A maioria dos casos envolveu adultos de 18 a 59 anos, com 316 registros (71,3%), seguidos por adolescentes, com 75 casos (16,9%), idosos, com 45 (10,2%), e crianças de até 11 anos, com sete ocorrências (1,6%). Apesar de em 2024 terem sido registrados 441 desaparecimentos, a comparação deve ser feita com cautela, já que naquele ano os dados abrangiam apenas São Luís e a Região Metropolitana da Grande Ilha, enquanto em 2025 passaram a considerar todo o Maranhão.

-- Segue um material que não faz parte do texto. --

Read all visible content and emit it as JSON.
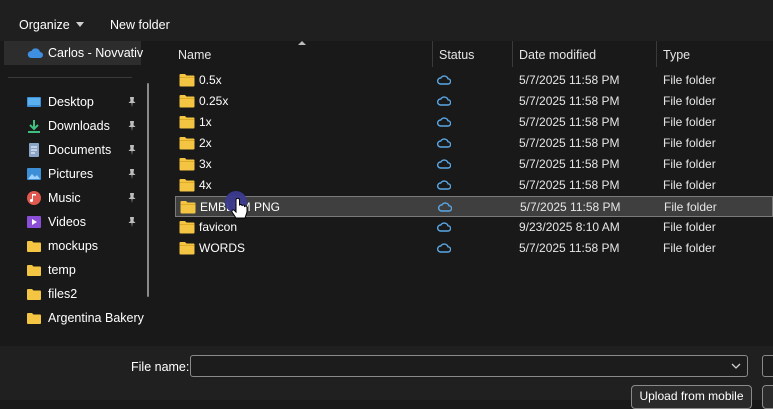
{
  "toolbar": {
    "organize_label": "Organize",
    "new_folder_label": "New folder"
  },
  "nav": {
    "top_item": {
      "label": "Carlos - Novvativ",
      "icon": "cloud-icon"
    },
    "items": [
      {
        "label": "Desktop",
        "icon": "desktop-icon",
        "pinned": true
      },
      {
        "label": "Downloads",
        "icon": "download-icon",
        "pinned": true
      },
      {
        "label": "Documents",
        "icon": "documents-icon",
        "pinned": true
      },
      {
        "label": "Pictures",
        "icon": "pictures-icon",
        "pinned": true
      },
      {
        "label": "Music",
        "icon": "music-icon",
        "pinned": true
      },
      {
        "label": "Videos",
        "icon": "videos-icon",
        "pinned": true
      },
      {
        "label": "mockups",
        "icon": "folder-icon",
        "pinned": false
      },
      {
        "label": "temp",
        "icon": "folder-icon",
        "pinned": false
      },
      {
        "label": "files2",
        "icon": "folder-icon",
        "pinned": false
      },
      {
        "label": "Argentina Bakery",
        "icon": "folder-icon",
        "pinned": false
      }
    ]
  },
  "columns": {
    "name": "Name",
    "status": "Status",
    "date_modified": "Date modified",
    "type": "Type"
  },
  "files": [
    {
      "name": "0.5x",
      "date": "5/7/2025 11:58 PM",
      "type": "File folder",
      "status": "cloud-icon"
    },
    {
      "name": "0.25x",
      "date": "5/7/2025 11:58 PM",
      "type": "File folder",
      "status": "cloud-icon"
    },
    {
      "name": "1x",
      "date": "5/7/2025 11:58 PM",
      "type": "File folder",
      "status": "cloud-icon"
    },
    {
      "name": "2x",
      "date": "5/7/2025 11:58 PM",
      "type": "File folder",
      "status": "cloud-icon"
    },
    {
      "name": "3x",
      "date": "5/7/2025 11:58 PM",
      "type": "File folder",
      "status": "cloud-icon"
    },
    {
      "name": "4x",
      "date": "5/7/2025 11:58 PM",
      "type": "File folder",
      "status": "cloud-icon"
    },
    {
      "name": "EMBLEM PNG",
      "date": "5/7/2025 11:58 PM",
      "type": "File folder",
      "status": "cloud-icon",
      "selected": true
    },
    {
      "name": "favicon",
      "date": "9/23/2025 8:10 AM",
      "type": "File folder",
      "status": "cloud-icon"
    },
    {
      "name": "WORDS",
      "date": "5/7/2025 11:58 PM",
      "type": "File folder",
      "status": "cloud-icon"
    }
  ],
  "bottom": {
    "file_name_label": "File name:",
    "file_name_value": "",
    "upload_label": "Upload from mobile"
  },
  "colors": {
    "background": "#191919",
    "folder": "#f4c542",
    "cloud": "#5aa7e6",
    "selection": "#3f3f3f",
    "cursor_highlight": "#3b3a8f"
  }
}
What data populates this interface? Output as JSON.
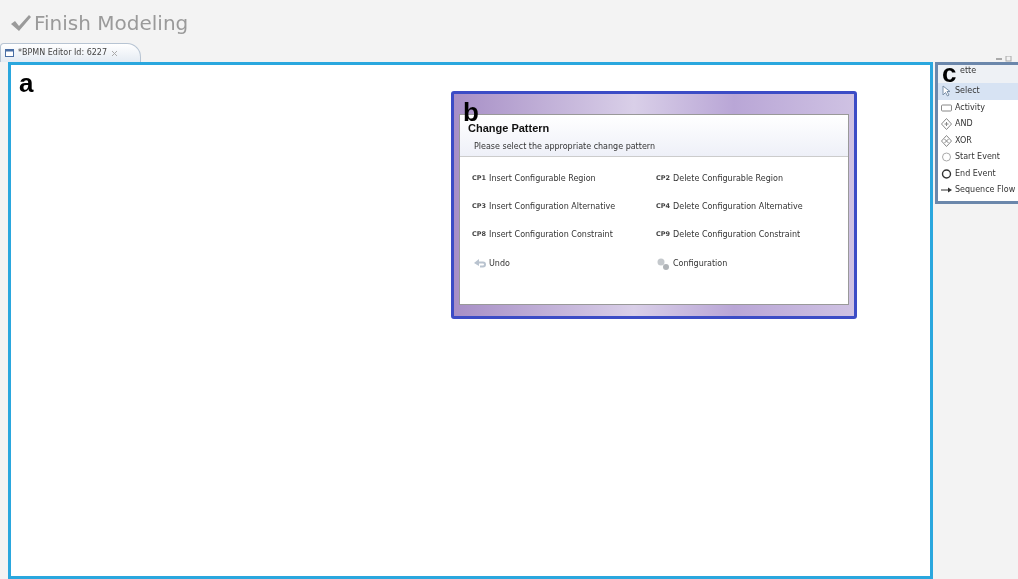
{
  "toolbar": {
    "finish_button": "Finish Modeling"
  },
  "editor_tab": {
    "label": "*BPMN Editor Id: 6227",
    "selected": true
  },
  "figure_labels": [
    "a",
    "b",
    "c"
  ],
  "dialog": {
    "title": "Change Pattern",
    "message": "Please select the appropriate change pattern",
    "patterns": [
      {
        "code": "CP1",
        "label": "Insert Configurable Region"
      },
      {
        "code": "CP2",
        "label": "Delete Configurable Region"
      },
      {
        "code": "CP3",
        "label": "Insert Configuration Alternative"
      },
      {
        "code": "CP4",
        "label": "Delete Configuration Alternative"
      },
      {
        "code": "CP8",
        "label": "Insert Configuration Constraint"
      },
      {
        "code": "CP9",
        "label": "Delete Configuration Constraint"
      }
    ],
    "actions": [
      {
        "kind": "undo",
        "label": "Undo"
      },
      {
        "kind": "configuration",
        "label": "Configuration"
      }
    ]
  },
  "palette": {
    "title": "ette",
    "items": [
      {
        "kind": "select",
        "label": "Select",
        "selected": true
      },
      {
        "kind": "activity",
        "label": "Activity",
        "selected": false
      },
      {
        "kind": "and",
        "label": "AND",
        "selected": false
      },
      {
        "kind": "xor",
        "label": "XOR",
        "selected": false
      },
      {
        "kind": "start",
        "label": "Start Event",
        "selected": false
      },
      {
        "kind": "end",
        "label": "End Event",
        "selected": false
      },
      {
        "kind": "flow",
        "label": "Sequence Flow",
        "selected": false
      }
    ]
  }
}
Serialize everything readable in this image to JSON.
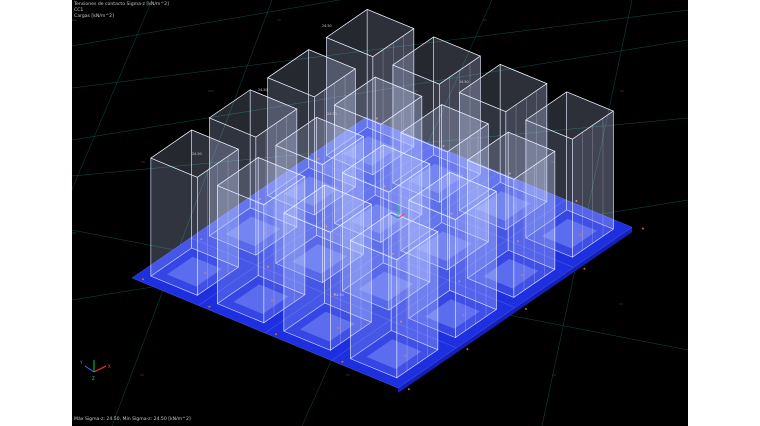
{
  "info": {
    "line1": "Tensiones de contacto Sigma-z [kN/m^2]",
    "line2": "CC1",
    "line3": "Cargas [kN/m^2]"
  },
  "status": {
    "text": "Máx Sigma-z: 24.50, Mín Sigma-z: 24.50 [kN/m^2]"
  },
  "value_labels": [
    "24.50",
    "24.50",
    "24.50",
    "24.50",
    "24.50",
    "24.50"
  ],
  "axis": {
    "x": "X",
    "y": "Y",
    "z": "Z"
  },
  "colors": {
    "background": "#000000",
    "slab": "#1e2fe0",
    "tile_light": "#6f82f5",
    "stress_box": "#c8d4ff",
    "grid": "#0c8a7a",
    "marker": "#d26a1e"
  }
}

Um dos casos que mais mobilizou as forças de segurança no estado é o desaparecimento dos irmãos Ágata Isabele, de 6 anos, e Alan Michael, de 4 anos, em Bacabal. Na próxima sexta-feira (4), serão completados oito meses desde que as crianças desapareceram no povoado quilombola São Sebastião dos Pretos, na zona rural do município. Mesmo após uma grande operação de buscas, os irmãos ainda não foram localizados.
A Polícia Civil do Maranhão mantém as investigações por meio de um grupo de trabalho exclusivo e informou que passou a contar com apoio internacional. A corporação afirma que as diligências continuam de forma ininterrupta e orienta que qualquer informação sobre o paradeiro das crianças seja comunicada à Delegacia Regional de Bacabal ou ao Disque-Denúncia, pelo número 181, com garantia de sigilo.